Dünya Sağlık Örgütü en az iki yıl boyunca emzirmeyi tavsiye ediyor. Türkiye'de ortalama emzirme süresi on iki aymış. Dünya ortalaması ise 4 yıl. Bir buçuk iki yaşından sonra emzirmenin garip karşılandığı bir dünyada yaşasak da, demek ki pek çok anne daha uzun süre (süt dişlerinin dökülme yaşı olan yedi-sekiz yaşına kadar) emzirmeye devam ediyor.

Ben bebeğimi emzirmeyi çok istiyordum. Başlangıçtan itibaren ebelerden aldığımız destekle bu konuda hiç bir zorluk yaşamadık. Soner de her zaman çok destek oldu. Defne, 31. haftasını idrak ettiği şu günlerde haftada bir iki kez, bir iki kaşık buharda pişmiş meyve veya sebze yiyor, onun dışında tamamen anne sütüyle besleniyor. Benim sütüm olduğu sürece, kendisi bırakmak isteyene kadar da devam edecek.

3 comments:

Esra said...

Merhaba! Ortak yanlarimiz var...
Benim de kizimin adi Defne. Yakinda 2 yasina basacak ve hala emziriyorum. Cogu insan, bu durumu duyunca cok sasiriyor, "artik gerekmez, niye emziriyorsun" diyor. Oysa ben biliyorum ki Defnemin en sevdigi icecek anne sutu, onu icince kendini guvende hissediyor, rahatliyor ve uyuyor.

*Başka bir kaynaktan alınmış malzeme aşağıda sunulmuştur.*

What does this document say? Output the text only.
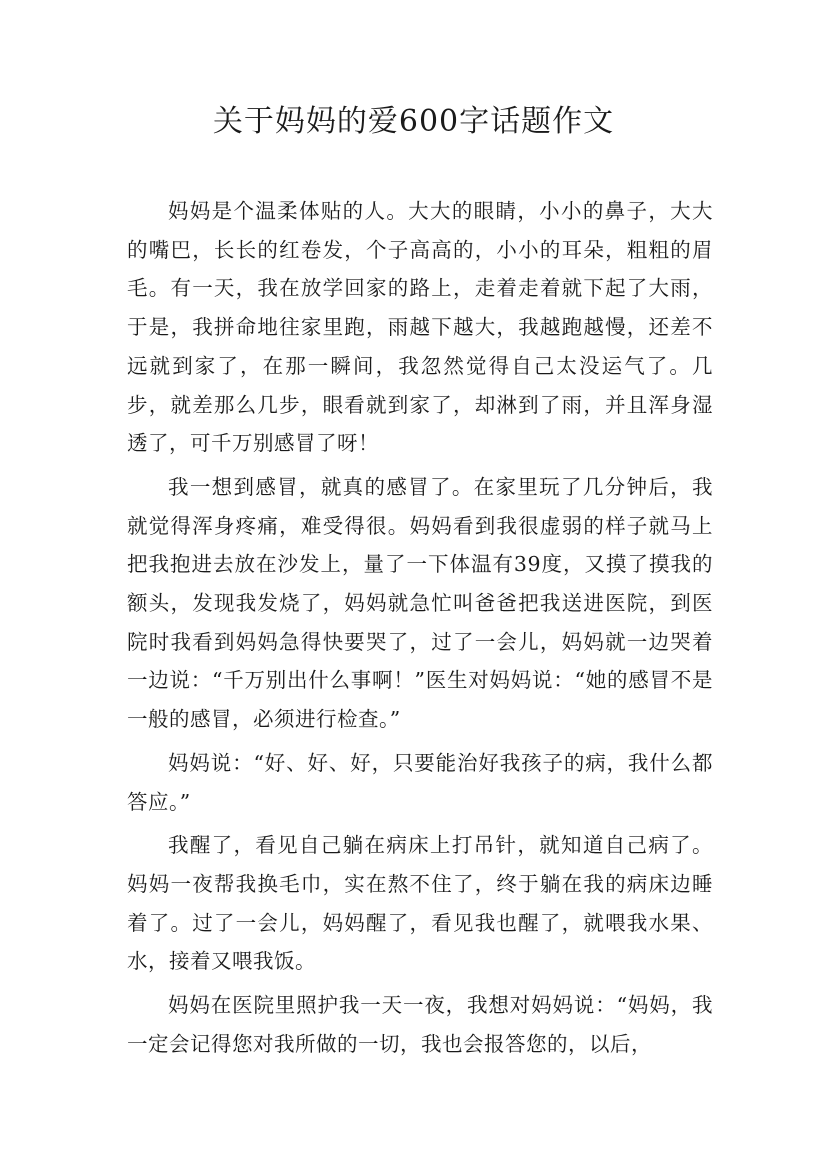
关于妈妈的爱600字话题作文

妈妈是个温柔体贴的人。大大的眼睛，小小的鼻子，大大的嘴巴，长长的红卷发，个子高高的，小小的耳朵，粗粗的眉毛。有一天，我在放学回家的路上，走着走着就下起了大雨，于是，我拼命地往家里跑，雨越下越大，我越跑越慢，还差不远就到家了，在那一瞬间，我忽然觉得自己太没运气了。几步，就差那么几步，眼看就到家了，却淋到了雨，并且浑身湿透了，可千万别感冒了呀！

我一想到感冒，就真的感冒了。在家里玩了几分钟后，我就觉得浑身疼痛，难受得很。妈妈看到我很虚弱的样子就马上把我抱进去放在沙发上，量了一下体温有39度，又摸了摸我的额头，发现我发烧了，妈妈就急忙叫爸爸把我送进医院，到医院时我看到妈妈急得快要哭了，过了一会儿，妈妈就一边哭着一边说：“千万别出什么事啊！”医生对妈妈说：“她的感冒不是一般的感冒，必须进行检查。”

妈妈说：“好、好、好，只要能治好我孩子的病，我什么都答应。”

我醒了，看见自己躺在病床上打吊针，就知道自己病了。妈妈一夜帮我换毛巾，实在熬不住了，终于躺在我的病床边睡着了。过了一会儿，妈妈醒了，看见我也醒了，就喂我水果、水，接着又喂我饭。

妈妈在医院里照护我一天一夜，我想对妈妈说：“妈妈，我一定会记得您对我所做的一切，我也会报答您的，以后，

Birakincaya kadar devam edecegim. Zaten nasil birakicagim hakkinda en ufak bir fikrim yok. Bazen gogsune aci biber surenleri, bantlayanlari filan okuyorum. Olamaz, yapamam diyorum. Onu en sevdigi seyden, ustelik de hakki olan seyden nasil mahrum ederim?!

Defneyi operim.
Sevgiler
Esra

Isil Simsek said...

Merhaba Esra,
yorumun için teşekkürler.
Defne çok sanslı bir çocukmuş.Ben de onu öpüyorum.
Sevgiyle

hindiba said...

Merhaba,
Veggi Way'i severek okurum. Bir ara sling hakkında da e-mail üzerinden bir iki soru sormuştum hatta. Şimdi anne sütüyle ilgili yazıma kaynak ararken bu yazıya ve "başka yollar"a rastladım. Sevindim!